Samsung's recent licensing of 64-bit processor designs from ARM suggests that the chip maker may expand from smartphones and tablets into the server market, analysts said this week.
Samsung last week licensed ARM's first 64-bit Cortex-A57 and Cortex-A53 processors, a sign the chip maker is preparing the groundwork to develop 64-bit chips for low-power servers, analysts said.
The faster 64-bit processors will appear in servers, high-end smartphones and tablets, and offer better performance-per-watt than ARM's current 32-bit processors, which haven't been able to expand beyond embedded and mobile devices. The first servers with 64-bit ARM processors are expected to become available in 2014.
Samsung currently develops chips based on ARM processors for devices like the Galaxy S III smartphone and Galaxy Note II hybrid device. Samsung's Google Nexus 10 tablet, which will ship next week, and the latest Chromebooks are the first devices with the Exynos 5 Dual chip, which is based on ARM's latest Cortex-A15 design. Samsung also uses chips from Intel in PCs.
A Samsung spokeswoman said the company couldn't talk about its future chip or server plans.
"Samsung is a lead partner of ARM's new Cortex A50 processors. However, we're not in a position to comment on our plans for how we'll use the Cortex A50 as part of our Exynos product family," said Lisa Warren-Plungy, a Samsung Semiconductor spokeswoman, in an e-mail.
If Samsung decides to develop a server chip, it could be more profitable than smartphone and tablet chips, said Dean McCarron, principal analyst at Mercury Research.
Samsung also makes disk drives, memory and processors and it could do integrated server hardware, McCarron said. Samsung's memory and DRAM already go into x86 servers, but the company could get a sales boost by supplying server makers with a bundle of server chips with DRAM and other components.
Samsung has hired a lot of chip designers to work in the company's Austin, Texas facility, said Nathan Brookwood, principal analyst at Insight 64. One of the key hires was Pat Patla, who is involved in server product operations. Patla previously was the general manager and vice president of server processors at Advanced Micro Devices.

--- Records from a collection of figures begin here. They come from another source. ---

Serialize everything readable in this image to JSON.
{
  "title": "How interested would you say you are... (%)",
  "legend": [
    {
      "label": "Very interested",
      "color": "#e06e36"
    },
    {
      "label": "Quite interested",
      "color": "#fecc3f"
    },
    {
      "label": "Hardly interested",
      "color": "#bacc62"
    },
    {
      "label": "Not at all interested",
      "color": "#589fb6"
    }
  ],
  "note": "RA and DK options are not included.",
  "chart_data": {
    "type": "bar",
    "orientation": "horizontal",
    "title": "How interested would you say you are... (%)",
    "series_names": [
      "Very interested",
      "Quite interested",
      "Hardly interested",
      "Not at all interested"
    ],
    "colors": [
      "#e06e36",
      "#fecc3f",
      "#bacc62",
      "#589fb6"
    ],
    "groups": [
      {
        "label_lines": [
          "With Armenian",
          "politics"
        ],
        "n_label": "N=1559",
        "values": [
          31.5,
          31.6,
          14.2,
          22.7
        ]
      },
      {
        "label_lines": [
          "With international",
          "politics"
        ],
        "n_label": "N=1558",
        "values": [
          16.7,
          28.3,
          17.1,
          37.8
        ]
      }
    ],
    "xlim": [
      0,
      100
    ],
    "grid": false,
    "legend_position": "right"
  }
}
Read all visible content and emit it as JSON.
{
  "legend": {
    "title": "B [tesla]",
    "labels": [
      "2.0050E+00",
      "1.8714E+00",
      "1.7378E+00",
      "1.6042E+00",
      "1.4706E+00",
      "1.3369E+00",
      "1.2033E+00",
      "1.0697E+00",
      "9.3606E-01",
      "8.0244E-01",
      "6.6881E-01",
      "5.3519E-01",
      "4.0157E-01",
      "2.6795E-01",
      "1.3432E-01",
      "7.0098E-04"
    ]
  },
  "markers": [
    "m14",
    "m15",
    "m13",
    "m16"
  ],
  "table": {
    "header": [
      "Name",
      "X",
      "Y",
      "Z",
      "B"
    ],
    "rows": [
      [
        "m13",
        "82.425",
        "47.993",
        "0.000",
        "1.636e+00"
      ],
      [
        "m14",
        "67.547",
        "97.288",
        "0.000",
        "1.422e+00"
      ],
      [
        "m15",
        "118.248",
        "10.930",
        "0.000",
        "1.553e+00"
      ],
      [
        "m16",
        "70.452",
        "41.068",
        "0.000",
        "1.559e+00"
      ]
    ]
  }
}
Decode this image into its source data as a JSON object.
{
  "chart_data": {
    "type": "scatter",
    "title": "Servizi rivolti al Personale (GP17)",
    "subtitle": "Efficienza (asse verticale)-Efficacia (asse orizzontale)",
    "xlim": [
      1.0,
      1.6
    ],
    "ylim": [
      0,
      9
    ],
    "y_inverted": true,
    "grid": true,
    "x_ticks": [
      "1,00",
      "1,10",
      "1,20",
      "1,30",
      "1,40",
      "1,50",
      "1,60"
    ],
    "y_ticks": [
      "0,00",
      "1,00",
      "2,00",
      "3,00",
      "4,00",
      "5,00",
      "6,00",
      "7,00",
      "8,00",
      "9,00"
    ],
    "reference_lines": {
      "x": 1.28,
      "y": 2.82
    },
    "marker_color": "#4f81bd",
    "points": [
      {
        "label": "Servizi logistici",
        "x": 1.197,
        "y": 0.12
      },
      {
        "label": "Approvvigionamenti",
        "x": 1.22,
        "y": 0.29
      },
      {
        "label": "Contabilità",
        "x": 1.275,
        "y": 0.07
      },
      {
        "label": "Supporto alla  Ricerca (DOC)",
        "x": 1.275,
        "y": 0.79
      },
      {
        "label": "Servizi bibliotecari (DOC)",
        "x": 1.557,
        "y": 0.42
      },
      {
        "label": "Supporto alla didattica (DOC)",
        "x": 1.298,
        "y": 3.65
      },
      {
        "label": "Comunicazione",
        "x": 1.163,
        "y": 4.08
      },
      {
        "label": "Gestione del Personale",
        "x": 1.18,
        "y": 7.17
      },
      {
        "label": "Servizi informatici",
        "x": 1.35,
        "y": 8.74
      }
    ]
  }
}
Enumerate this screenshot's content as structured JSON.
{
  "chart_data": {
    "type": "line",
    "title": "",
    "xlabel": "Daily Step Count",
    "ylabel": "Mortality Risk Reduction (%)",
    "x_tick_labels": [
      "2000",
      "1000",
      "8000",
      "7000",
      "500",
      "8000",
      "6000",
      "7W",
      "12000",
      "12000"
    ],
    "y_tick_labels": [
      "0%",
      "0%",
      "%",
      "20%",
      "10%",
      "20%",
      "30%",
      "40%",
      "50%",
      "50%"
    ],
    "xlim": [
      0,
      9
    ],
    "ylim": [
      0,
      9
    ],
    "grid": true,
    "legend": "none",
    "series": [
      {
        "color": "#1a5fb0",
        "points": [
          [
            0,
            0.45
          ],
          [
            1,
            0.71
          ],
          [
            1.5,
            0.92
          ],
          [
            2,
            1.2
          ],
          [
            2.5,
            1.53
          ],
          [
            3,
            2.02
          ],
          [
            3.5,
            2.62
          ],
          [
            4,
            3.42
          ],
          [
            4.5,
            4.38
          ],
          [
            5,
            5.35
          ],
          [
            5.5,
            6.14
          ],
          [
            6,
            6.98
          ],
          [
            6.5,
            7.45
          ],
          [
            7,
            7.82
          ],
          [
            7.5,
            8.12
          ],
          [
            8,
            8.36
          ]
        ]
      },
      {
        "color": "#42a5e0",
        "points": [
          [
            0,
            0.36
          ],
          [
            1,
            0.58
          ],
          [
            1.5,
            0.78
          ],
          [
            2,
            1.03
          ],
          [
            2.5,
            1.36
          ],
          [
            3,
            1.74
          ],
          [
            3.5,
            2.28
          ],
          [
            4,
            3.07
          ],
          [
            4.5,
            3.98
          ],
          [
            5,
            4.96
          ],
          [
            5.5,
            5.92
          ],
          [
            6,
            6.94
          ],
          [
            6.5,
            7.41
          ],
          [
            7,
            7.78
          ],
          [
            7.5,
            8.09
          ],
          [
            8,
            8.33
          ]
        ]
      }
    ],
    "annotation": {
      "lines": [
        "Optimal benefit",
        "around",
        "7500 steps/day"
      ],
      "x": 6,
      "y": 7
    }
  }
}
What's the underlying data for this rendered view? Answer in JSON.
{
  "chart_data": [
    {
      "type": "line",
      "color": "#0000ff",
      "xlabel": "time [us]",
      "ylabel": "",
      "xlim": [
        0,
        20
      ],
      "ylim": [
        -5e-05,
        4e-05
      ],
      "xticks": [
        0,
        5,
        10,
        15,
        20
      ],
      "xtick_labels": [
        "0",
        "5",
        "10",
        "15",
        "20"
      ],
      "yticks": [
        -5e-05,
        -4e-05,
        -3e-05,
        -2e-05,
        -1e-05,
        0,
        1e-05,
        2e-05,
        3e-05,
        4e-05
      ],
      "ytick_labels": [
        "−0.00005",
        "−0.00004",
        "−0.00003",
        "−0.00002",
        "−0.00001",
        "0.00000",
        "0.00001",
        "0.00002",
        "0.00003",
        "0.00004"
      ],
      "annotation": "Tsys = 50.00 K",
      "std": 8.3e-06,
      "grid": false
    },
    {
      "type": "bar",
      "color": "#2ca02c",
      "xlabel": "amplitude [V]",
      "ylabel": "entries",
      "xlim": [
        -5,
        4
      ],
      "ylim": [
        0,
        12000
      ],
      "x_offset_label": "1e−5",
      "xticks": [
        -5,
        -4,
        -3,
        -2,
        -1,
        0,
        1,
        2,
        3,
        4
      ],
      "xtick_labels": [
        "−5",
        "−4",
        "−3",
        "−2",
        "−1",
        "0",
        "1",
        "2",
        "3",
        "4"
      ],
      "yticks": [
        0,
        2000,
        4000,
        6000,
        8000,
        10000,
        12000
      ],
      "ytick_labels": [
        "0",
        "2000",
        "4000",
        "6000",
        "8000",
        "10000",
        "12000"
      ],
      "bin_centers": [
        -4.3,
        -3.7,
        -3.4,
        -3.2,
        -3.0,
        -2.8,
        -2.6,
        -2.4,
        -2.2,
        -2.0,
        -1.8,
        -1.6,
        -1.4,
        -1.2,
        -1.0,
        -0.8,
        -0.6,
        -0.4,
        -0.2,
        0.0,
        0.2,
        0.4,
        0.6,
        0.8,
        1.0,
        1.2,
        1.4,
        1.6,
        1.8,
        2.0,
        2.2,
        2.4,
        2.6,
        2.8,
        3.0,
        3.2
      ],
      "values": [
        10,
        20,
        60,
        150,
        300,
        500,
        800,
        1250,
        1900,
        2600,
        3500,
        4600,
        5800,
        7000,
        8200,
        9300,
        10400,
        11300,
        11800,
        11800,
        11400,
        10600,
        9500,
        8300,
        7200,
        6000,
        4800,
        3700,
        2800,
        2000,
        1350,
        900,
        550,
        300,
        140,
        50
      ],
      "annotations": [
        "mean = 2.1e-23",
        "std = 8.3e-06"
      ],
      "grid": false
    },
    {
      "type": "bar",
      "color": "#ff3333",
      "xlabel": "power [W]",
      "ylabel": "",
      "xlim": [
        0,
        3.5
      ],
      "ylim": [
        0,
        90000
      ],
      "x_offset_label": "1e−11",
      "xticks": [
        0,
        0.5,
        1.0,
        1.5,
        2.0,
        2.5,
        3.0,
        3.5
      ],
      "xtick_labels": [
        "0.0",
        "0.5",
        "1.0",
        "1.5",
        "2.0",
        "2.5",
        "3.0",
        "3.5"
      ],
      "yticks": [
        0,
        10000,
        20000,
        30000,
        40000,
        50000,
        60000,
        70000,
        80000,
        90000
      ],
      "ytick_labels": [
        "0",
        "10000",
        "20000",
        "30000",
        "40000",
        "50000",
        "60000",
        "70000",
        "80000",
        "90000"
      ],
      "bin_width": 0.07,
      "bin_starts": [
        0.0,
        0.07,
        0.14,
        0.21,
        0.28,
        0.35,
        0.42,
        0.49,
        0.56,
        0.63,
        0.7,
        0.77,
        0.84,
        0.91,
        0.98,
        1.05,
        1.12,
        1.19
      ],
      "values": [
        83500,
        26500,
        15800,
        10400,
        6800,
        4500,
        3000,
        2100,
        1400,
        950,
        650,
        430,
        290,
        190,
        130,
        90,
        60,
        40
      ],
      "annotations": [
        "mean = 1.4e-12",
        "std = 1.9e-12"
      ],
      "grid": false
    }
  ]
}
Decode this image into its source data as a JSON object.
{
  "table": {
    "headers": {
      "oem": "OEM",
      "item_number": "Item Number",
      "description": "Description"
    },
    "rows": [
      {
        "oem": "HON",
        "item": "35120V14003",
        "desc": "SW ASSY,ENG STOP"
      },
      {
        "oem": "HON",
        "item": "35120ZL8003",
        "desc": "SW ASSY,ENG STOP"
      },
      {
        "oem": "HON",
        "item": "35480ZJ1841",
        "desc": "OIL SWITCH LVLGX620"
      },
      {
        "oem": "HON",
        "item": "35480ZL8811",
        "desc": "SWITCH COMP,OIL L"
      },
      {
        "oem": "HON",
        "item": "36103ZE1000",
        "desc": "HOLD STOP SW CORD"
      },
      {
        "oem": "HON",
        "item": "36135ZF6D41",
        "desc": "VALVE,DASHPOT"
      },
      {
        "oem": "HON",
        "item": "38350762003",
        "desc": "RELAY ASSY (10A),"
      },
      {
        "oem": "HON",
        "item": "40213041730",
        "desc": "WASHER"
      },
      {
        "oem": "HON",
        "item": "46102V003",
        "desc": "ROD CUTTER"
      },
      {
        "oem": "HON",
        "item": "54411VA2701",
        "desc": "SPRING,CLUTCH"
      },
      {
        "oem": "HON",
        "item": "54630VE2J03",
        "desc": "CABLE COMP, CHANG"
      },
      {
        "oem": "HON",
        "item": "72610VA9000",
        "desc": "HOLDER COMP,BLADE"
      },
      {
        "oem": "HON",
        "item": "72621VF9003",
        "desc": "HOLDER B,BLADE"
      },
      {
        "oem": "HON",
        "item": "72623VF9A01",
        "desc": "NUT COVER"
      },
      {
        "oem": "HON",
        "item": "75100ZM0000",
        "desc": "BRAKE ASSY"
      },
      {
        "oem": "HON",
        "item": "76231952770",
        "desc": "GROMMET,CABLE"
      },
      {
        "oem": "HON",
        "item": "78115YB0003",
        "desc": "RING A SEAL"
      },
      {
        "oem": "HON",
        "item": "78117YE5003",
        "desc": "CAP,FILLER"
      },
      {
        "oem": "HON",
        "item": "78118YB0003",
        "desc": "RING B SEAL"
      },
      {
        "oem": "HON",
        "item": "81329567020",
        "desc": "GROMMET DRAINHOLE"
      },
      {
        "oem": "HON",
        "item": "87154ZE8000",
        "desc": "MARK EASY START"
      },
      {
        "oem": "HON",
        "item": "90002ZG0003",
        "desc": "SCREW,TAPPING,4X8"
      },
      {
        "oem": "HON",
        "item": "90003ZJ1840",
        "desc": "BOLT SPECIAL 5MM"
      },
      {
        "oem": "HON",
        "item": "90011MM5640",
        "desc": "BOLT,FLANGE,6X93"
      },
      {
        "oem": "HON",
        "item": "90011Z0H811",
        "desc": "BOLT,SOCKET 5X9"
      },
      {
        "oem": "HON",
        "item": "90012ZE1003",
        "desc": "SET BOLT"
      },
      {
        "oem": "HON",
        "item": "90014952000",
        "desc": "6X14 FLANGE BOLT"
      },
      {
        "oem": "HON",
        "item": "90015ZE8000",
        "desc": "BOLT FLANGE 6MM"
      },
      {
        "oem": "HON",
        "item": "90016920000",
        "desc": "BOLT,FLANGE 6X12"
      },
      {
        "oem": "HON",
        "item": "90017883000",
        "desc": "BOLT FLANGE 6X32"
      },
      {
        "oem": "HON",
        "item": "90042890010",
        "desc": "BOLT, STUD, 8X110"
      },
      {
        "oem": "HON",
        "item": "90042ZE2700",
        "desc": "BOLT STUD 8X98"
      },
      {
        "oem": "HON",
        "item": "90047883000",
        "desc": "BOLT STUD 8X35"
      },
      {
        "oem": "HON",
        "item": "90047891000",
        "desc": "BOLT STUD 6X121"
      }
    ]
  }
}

"The tea leaves are very much aligned to Samsung doing something around ARM in servers," Brookwood said.
Power-efficient ARM processors are used in most smartphones and tablets, and there is a growing interest in ARM servers as companies look to cut energy bills in data centers. Some believe that ARM servers can offer a more power-efficient way to run applications like social networking sites and search engines.
A number of IT heavyweights including Facebook, Dell, Hewlett-Packard and Red Hat are backing ARM servers. Dell and Hewlett-Packard currently offer servers based on 32-bit processors for testing purposes only, while companies like Boston and Penguin Computing sell ARM servers commercially.
The rise of ARM is seen as a threat to Intel and Advanced Micro Devices, which supply the x86 chips used in most servers today. The x86 chips are power hungry but considered faster for data-intensive applications such as databases and analytics. Intel will start shipping new low-power Atom chips for servers later this year to tackle ARM's threat. AMD has said it will offer servers that support both ARM and x86 architectures.
While the hype is heavy, the ARM server infrastructure is highly underdeveloped, analysts said. Current ARM chips with 32-bit addressing are not ready for servers, and issues relate to application compatibility and memory ceiling of 4GB. Chips with 64-bit ARM processors will bring larger memory support, virtualization and more error correction features considered important in servers.
The success of ARM in servers also lies on software support, said Mercury Research's McCarron. Many of the popular Linux builds in the future will support the 64-bit ARM instruction set, so the software development effort is well underway, McCarron said.
At last week's TechCon, Oracle, Cloudera and Citrix also announced plans to develop software for 64-bit ARM hardware.
Samsung's likely competitors will include Calxeda, Nvidia and AMD, which plan to offer 64-bit processors for servers. While Calxeda and AMD plan to incorporate proprietary networking and storage fabric to provide a highly integrated server chip, Samsung's approach will be more like Marvell, meaning it may offer a lower-cost commodity server chip by not integrating the fabric, Brookwood said.
But the analysts agreed that entering the server chip business could help Samsung.
"It's a lucrative market," McCarron said.